# Distributed Scikit-Learn with Dask 03

#### Objective:
- Demonstrate how to run Distributed Scikit-Learn Algorithms with Dask on a CML Cluster
- Notice: this is different from the Dask-ML library which is the subject of the next notebook 

#### For a comparison with Dask-ML see: https://tutorial.dask.org/08_machine_learning.html#Types-of-Scaling

Code from: https://examples.dask.org/machine-learning/scale-scikit-learn.html

In [1]:
import cdsw_dask_utils
import cdsw

# Run a Dask cluster with three workers and return an object containing
# a description of the cluster. 
# 
# Note that the scheduler will run in the current session, and the Dask
# dashboard will become available in the nine-dot menu at the upper
# right corner of the CDSW app.

cluster = cdsw_dask_utils.run_dask_cluster(
  n=3, \
  cpu=1, \
  memory=1, \
  nvidia_gpu=0
)

# Connect a Dask client to the scheduler address in the cluster
# description.
from dask.distributed import Client
client = Client(cluster["scheduler_address"])
client

Waiting for Dask scheduler to become ready...
Dask scheduler is ready
IDs ['0wwz1hv7uurjy7jd', 'c7wclzioorq7m9fh', '5ah93un6bffsyb0s']


0,1
Client  Scheduler: tcp://10.0.85.15:2323  Dashboard: http://10.0.85.15:8100/status,Cluster  Workers: 1  Cores: 16  Memory: 1000.00 MB


#### Dask Scheduler UI

In [None]:
import os 
engine_id = os.environ.get('CDSW_ENGINE_ID')
cdsw_domain = os.environ.get('CDSW_DOMAIN')

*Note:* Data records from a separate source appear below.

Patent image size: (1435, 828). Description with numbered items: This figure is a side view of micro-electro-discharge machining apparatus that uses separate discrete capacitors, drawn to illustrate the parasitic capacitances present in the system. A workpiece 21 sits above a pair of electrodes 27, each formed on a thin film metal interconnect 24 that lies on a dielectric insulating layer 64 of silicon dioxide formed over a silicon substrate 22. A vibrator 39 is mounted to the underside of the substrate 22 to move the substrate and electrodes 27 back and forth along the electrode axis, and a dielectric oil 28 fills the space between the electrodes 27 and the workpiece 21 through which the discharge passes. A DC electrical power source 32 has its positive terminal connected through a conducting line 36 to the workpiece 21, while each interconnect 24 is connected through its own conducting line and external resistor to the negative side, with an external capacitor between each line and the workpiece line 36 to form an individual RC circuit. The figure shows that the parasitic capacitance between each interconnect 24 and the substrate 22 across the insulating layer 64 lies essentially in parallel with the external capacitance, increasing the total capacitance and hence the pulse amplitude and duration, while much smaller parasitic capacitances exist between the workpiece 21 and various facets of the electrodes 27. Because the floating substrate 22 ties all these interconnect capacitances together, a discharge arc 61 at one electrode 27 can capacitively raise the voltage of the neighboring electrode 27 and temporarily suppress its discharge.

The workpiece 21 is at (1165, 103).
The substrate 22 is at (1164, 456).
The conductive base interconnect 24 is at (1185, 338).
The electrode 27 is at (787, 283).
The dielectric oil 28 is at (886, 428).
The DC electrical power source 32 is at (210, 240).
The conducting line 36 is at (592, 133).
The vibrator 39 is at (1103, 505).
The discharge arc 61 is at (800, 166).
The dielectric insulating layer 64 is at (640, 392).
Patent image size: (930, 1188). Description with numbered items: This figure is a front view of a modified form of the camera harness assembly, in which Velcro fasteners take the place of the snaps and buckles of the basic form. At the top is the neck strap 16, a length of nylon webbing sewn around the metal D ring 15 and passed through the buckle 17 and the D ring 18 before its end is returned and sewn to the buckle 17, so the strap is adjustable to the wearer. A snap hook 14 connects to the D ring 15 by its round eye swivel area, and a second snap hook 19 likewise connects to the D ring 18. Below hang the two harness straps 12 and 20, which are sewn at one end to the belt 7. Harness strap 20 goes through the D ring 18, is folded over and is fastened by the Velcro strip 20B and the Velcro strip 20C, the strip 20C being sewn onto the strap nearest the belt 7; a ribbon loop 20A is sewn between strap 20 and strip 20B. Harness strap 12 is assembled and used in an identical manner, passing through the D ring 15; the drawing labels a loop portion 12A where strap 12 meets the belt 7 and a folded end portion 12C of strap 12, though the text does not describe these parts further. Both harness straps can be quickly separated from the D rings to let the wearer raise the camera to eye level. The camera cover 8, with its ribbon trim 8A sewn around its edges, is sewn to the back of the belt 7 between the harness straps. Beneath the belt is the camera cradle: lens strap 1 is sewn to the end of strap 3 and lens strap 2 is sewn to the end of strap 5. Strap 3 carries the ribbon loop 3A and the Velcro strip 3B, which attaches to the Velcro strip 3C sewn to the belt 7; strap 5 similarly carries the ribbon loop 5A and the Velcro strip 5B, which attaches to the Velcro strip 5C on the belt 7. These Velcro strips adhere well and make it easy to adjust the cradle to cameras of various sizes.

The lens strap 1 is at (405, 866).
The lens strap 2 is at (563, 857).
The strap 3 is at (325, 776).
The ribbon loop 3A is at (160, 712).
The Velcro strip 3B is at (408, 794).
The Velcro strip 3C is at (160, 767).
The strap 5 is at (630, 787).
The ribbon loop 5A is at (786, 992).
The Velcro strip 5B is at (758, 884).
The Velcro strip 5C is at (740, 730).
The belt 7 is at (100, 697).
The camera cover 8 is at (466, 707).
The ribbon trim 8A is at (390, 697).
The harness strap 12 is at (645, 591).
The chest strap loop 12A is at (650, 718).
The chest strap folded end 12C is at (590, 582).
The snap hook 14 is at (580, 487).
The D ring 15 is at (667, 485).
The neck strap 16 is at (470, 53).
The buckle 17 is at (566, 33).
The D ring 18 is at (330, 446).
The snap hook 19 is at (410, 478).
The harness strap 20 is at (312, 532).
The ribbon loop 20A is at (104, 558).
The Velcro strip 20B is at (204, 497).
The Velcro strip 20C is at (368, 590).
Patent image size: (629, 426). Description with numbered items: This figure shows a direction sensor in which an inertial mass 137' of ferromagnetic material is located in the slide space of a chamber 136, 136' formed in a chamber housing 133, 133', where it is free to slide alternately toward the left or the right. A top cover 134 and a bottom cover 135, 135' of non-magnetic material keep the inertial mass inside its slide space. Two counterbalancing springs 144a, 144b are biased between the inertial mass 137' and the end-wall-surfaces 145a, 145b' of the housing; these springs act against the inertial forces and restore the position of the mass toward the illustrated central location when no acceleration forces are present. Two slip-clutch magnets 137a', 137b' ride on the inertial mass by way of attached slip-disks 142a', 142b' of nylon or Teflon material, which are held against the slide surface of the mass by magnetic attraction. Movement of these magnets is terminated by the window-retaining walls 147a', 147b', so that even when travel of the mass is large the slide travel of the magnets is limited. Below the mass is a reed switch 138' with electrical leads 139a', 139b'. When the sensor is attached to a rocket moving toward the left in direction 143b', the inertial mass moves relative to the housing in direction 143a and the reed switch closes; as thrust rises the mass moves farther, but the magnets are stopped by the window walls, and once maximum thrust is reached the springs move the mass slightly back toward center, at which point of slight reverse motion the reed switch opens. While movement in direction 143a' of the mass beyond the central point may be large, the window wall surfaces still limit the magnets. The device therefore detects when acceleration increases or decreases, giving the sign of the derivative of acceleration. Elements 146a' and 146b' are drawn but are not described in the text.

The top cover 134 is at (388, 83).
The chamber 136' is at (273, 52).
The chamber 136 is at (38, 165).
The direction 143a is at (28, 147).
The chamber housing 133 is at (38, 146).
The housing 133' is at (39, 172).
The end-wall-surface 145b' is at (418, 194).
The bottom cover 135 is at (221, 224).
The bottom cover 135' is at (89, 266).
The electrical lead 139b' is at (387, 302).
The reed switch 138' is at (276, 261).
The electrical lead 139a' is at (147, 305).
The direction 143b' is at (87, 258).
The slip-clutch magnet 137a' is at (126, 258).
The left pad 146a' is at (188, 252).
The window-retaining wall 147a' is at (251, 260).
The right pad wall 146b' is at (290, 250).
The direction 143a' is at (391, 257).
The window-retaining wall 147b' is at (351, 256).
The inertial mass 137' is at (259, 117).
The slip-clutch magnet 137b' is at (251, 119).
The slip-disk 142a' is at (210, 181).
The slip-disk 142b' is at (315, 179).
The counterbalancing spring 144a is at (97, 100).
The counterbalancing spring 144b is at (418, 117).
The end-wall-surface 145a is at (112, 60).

from IPython.core.display import HTML
HTML('<a  target="_blank" rel="noopener noreferrer" href="http://read-only-{}.{}">http://read-only-{}.{}</a>'
     .format(engine_id,cdsw_domain,engine_id,cdsw_domain))

In [2]:
from pprint import pprint
from time import time
import logging

from sklearn.datasets import fetch_20newsgroups
from sklearn.feature_extraction.text import HashingVectorizer
from sklearn.feature_extraction.text import TfidfTransformer
from sklearn.linear_model import SGDClassifier
from sklearn.model_selection import GridSearchCV
from sklearn.pipeline import Pipeline

In [3]:
from dask.distributed import Client, progress
import dask.dataframe as dd

In [6]:
# Scale Up: set categories=None to use all the categories
categories = [
    'alt.atheism',
    'talk.religion.misc',
]

print("Loading 20 newsgroups dataset for categories:")
print(categories)

data = fetch_20newsgroups(subset='train', categories=categories)
print("%d documents" % len(data.filenames))
print("%d categories" % len(data.target_names))
print()

Downloading 20news dataset. This may take a few minutes.
Downloading dataset from https://ndownloader.figshare.com/files/5975967 (14 MB)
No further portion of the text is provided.